Ashby, currently dean of Trinity College of Arts & Sciences at Duke University since 2015, received her B.A. and Ph.D. degrees in chemistry from the University of North Carolina at Chapel Hill (UNC). She elevated the national and international prominence of the humanities and social science departments across the college by investing in faculty- and student-driven strategic areas.
Previously, Ashby served on UNC’s Arts & Sciences Foundation Board of Directors and Research Advisory Council, chaired the College of Arts & Sciences Faculty Diversity Task Force, and directed the UNC National Science Foundation Alliance for Graduate Education and the Professoriate, a foundation aimed at increasing the number of underrepresented students completing doctoral degrees and continuing into the professoriate in science, technology, engineering and math and social, behavioral and economics fields.
On August 1, Ashby will succeed UMBC President Freeman A. Hrabowski III, who is retiring after three decades of leading the public university. Hrabowski is a nationally recognized educational leader, celebrated for his results-driven commitment to inclusive excellence, collaborative approach to leadership, and mentorship that pairs high expectations with strong support. He is considered by Ashby herself as a “president’s president”.
Ashby, who counts Hrabowski as a mentor, said she is committed to continue the pursuit of “inclusive excellence” that has been a hallmark of his tenure.
“To follow President Freeman Hrabowski is a distinct privilege,” Ashby said, “as he has been a role model for so many in higher education over the last 30 years, including myself. His extraordinary leadership and dedication to UMBC ensures that I am arriving at a university that is already performing at a very high level. There is no ceiling on what we can achieve from here.”
UMBC has about 10,900 undergraduates, nearly 90 percent from Maryland. About 37 percent identify as White, according to federal data, while 22 percent identify as Asian American, 20 percent as Black or African American, 9 percent as Hispanic or Latino and 5 percent as multiracial.

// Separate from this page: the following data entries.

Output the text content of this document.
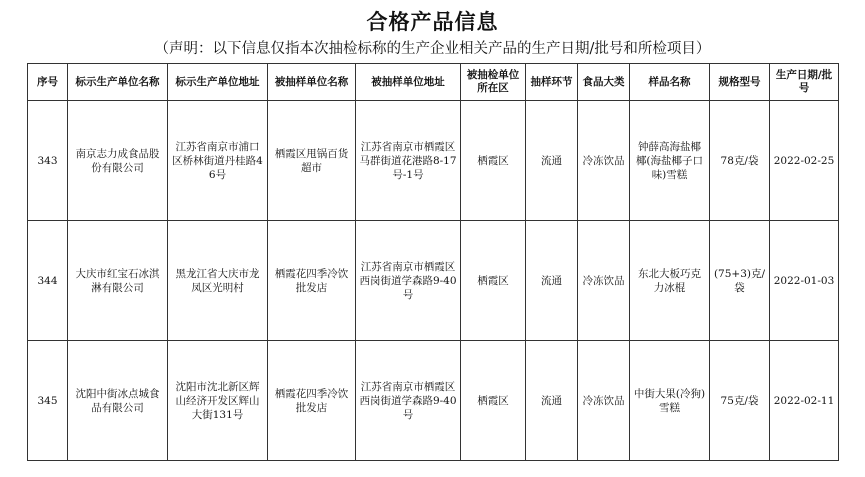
合格产品信息
（声明：以下信息仅指本次抽检标称的生产企业相关产品的生产日期/批号和所检项目）
序号	标示生产单位名称	标示生产单位地址	被抽样单位名称	被抽样单位地址	被抽检单位所在区	抽样环节	食品大类	样品名称	规格型号	生产日期/批号
343	南京志力成食品股份有限公司	江苏省南京市浦口区桥林街道丹桂路46号	栖霞区甩锅百货超市	江苏省南京市栖霞区马群街道花港路8-17号-1号	栖霞区	流通	冷冻饮品	钟薛高海盐椰椰(海盐椰子口味)雪糕	78克/袋	2022-02-25
344	大庆市红宝石冰淇淋有限公司	黑龙江省大庆市龙凤区光明村	栖霞花四季冷饮批发店	江苏省南京市栖霞区西岗街道学森路9-40号	栖霞区	流通	冷冻饮品	东北大板巧克力冰棍	(75+3)克/袋	2022-01-03
345	沈阳中街冰点城食品有限公司	沈阳市沈北新区辉山经济开发区辉山大街131号	栖霞花四季冷饮批发店	江苏省南京市栖霞区西岗街道学森路9-40号	栖霞区	流通	冷冻饮品	中街大果(冷狗)雪糕	75克/袋	2022-02-11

Others are international students or of unknown racial background.
“It is an incredible honor to be asked to lead a university that has excelled in so many ways that are essential both nationally and to me personally – particularly in regards to foregrounding inclusive excellence,” Ashby said. “I have tremendous respect for all the members of the UMBC community and am looking forward to working in partnership with the students, faculty, staff, alumni and friends who are the heart of this institution.”